Surfside, Florida, lies at the north end of Miami Beach, extending from 88th Street to 96th. I remember that the streets parallel to Collins Avenue and going north and south were Harding, and then, alphabetically for famous authors, Abbot, Byron, Carlisle, Dickens, Froude, Garfield, Hawthorne, and Bay Drive which angled off from Dickens. We lived at 94th Street, on Bay Drive, right across from the bay.
In 1938, wood pilings and two by twelve inch capping boards remained from dredging the bay to make the land. You could run along the top of these boards for a mile or more. Underneath the boards the coral sand had eroded into a shallow beach where menhaden pilchards crowded around the pilings. On calm days, you could look down and see blue crabs walking gingerly along the bottom. On the beach armies of fiddler crabs marched near their holes, raising their large claws up and down. I would lie on the cap looking down into the water and watch the mangrove snappers swirl around coral rocks, and once I saw a batfish.
There were few houses in Surfside. Along the beach was the swanky Surf Club and on the bay side an island and the Indian Creek Country Club guarded by a bridge and sentry. Underneath this bridge big snook snapped at shrimp on moonlit nights while dolphins breathed and gasped down the channel. More than anything I wanted a rod and reel to go fishing.
Weekday mornings we took the bus south to North Beach Elementary School. In the fourth grade I had Mrs. Krueger for my homeroom teacher. My parents gave each of us a dollar a week for lunch. For twenty cents a day, you got a peanut butter and butter sandwich on thin, soft, white bread, a glass of milk, and Jell-O. Because, I was old for my grade, and help was needed, I got a job in the school cafeteria which gave a free lunch. With the dollar I saved I could buy a box of crayons or a Fudgcicle or go to the movies on Saturday and have money left over. My parents were against such spending during hard times and shortly after I started working I no longer received any lunch money. I was destined to work in cafeterias though the ninth grade.
Fudgcicles were sold in the cafeteria. They came in a brown and white wrapper and were frozen chocolate ice milk on a stick. I noticed that valuable prizes could be had for saving Fudgcicle wrappers. You could get a yoyo, a cap gun, a Red Ryder BB gun or a rod and reel. For the rod and reel, one had to save 1500 wrappers. Few children were interested in saving Fudgcicle wrappers for valuable prizes and they left them on their trays when they turned them in.

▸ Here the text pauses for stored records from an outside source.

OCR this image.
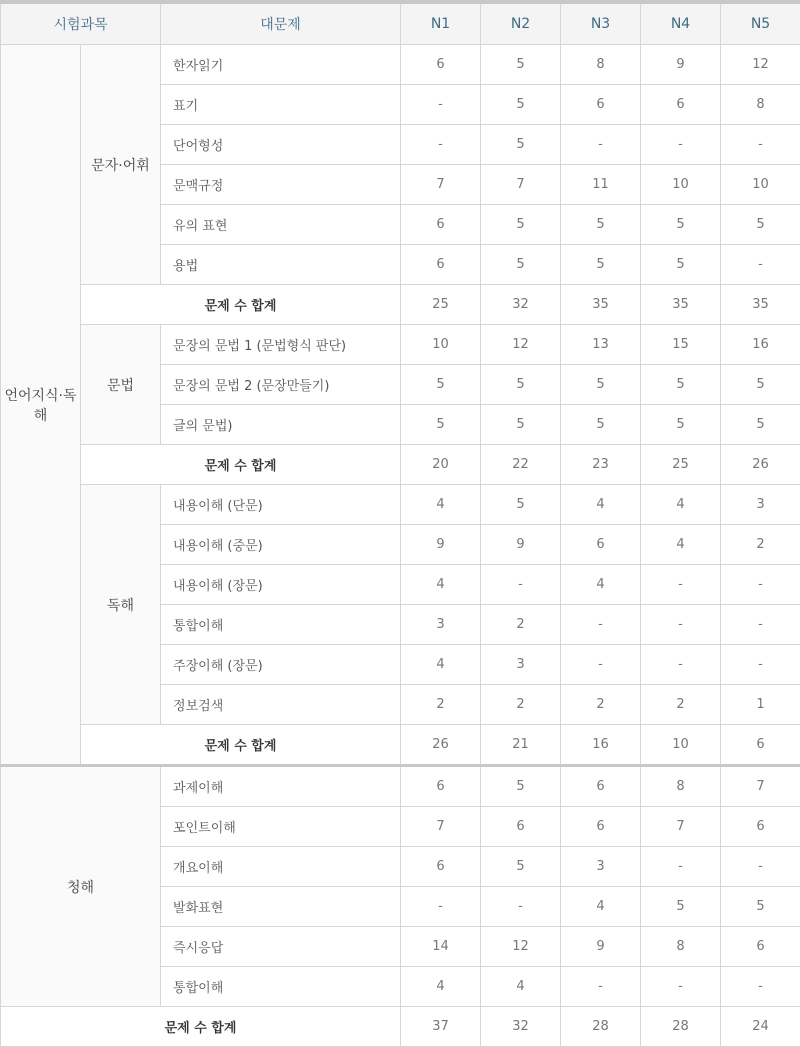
시험과목		대문제	N1	N2	N3	N4	N5
언어지식·독해	문자·어휘	한자읽기	6	5	8	9	12
		표기	-	5	6	6	8
		단어형성	-	5	-	-	-
		문맥규정	7	7	11	10	10
		유의 표현	6	5	5	5	5
		용법	6	5	5	5	-
	문제 수 합계		25	32	35	35	35
	문법	문장의 문법 1 (문법형식 판단)	10	12	13	15	16
		문장의 문법 2 (문장만들기)	5	5	5	5	5
		글의 문법)	5	5	5	5	5
	문제 수 합계		20	22	23	25	26
	독해	내용이해 (단문)	4	5	4	4	3
		내용이해 (중문)	9	9	6	4	2
		내용이해 (장문)	4	-	4	-	-
		통합이해	3	2	-	-	-
		주장이해 (장문)	4	3	-	-	-
		정보검색	2	2	2	2	1
	문제 수 합계		26	21	16	10	6
청해		과제이해	6	5	6	8	7
		포인트이해	7	6	6	7	6
		개요이해	6	5	3	-	-
		발화표현	-	-	4	5	5
		즉시응답	14	12	9	8	6
		통합이해	4	4	-	-	-
문제 수 합계			37	32	28	28	24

Agnes, a young black women, cleaned off the plates and trays into the garbage can. I would then arrange the plates and glasses in a square basket, slide them into the washer-steamer in a corner and pull them out to the left around the corner where they air dried. The aluminum trays were washed separately.
I asked Agnes if I could do her job so that I could collect the Fudgicicle wrappers. Cleaning plates was a messy job and made you smell like garbage but hope for a rod and reel made it easy. Therefore, Agnes and I swapped places and every day I would put 10 to 20 wrappers in a cardboard box next to the receiving window. After several weeks, however, Mrs. Pearl, the supervisor, made me go back to steaming plates and cleaning trays.
I thought that was the end of the Fudgcicle experiment. At the end of the school year, however, Agnes came to me and gave me the cardboard box filled with fudgcicle wrappers. She had kept collecting them. They smelled of mildew and bad chocolate and were so stuck together their number could only be estimated. I estimated there were at least 1500 wrappers in the box.
I taped the box shut and sent it off to the Fudgcicle address with a letter requesting the rod and reel.
A couple of months into the summer my mother, Helen, was all excited. A package, a long cardboard tube, had arrived for me. I broke open the tube and poured out its contents. Inside were the simplest little tin reel and a short light fly rod. There were some line and hooks. The whole thing looked like it cost 95 cents.
I put the line on the reel, threaded it through the guides, and tied on a sinker and hook. I picked up one of the fiddler crabs off the beach, took off his large claw, and hooked it through the body. I lowered this down into calm water and waited. A three-pound mangrove snapper swallowed the bait and ran under the piling. I pulled on the rod and it broke! The reel jammed! I hand lined the fish in and had him flopping on the loose sand.
I proudly took him home where we had him for supper. My mother thought I was very clever for sending off those Fudgcicle wrappers. I wasn’t so sure.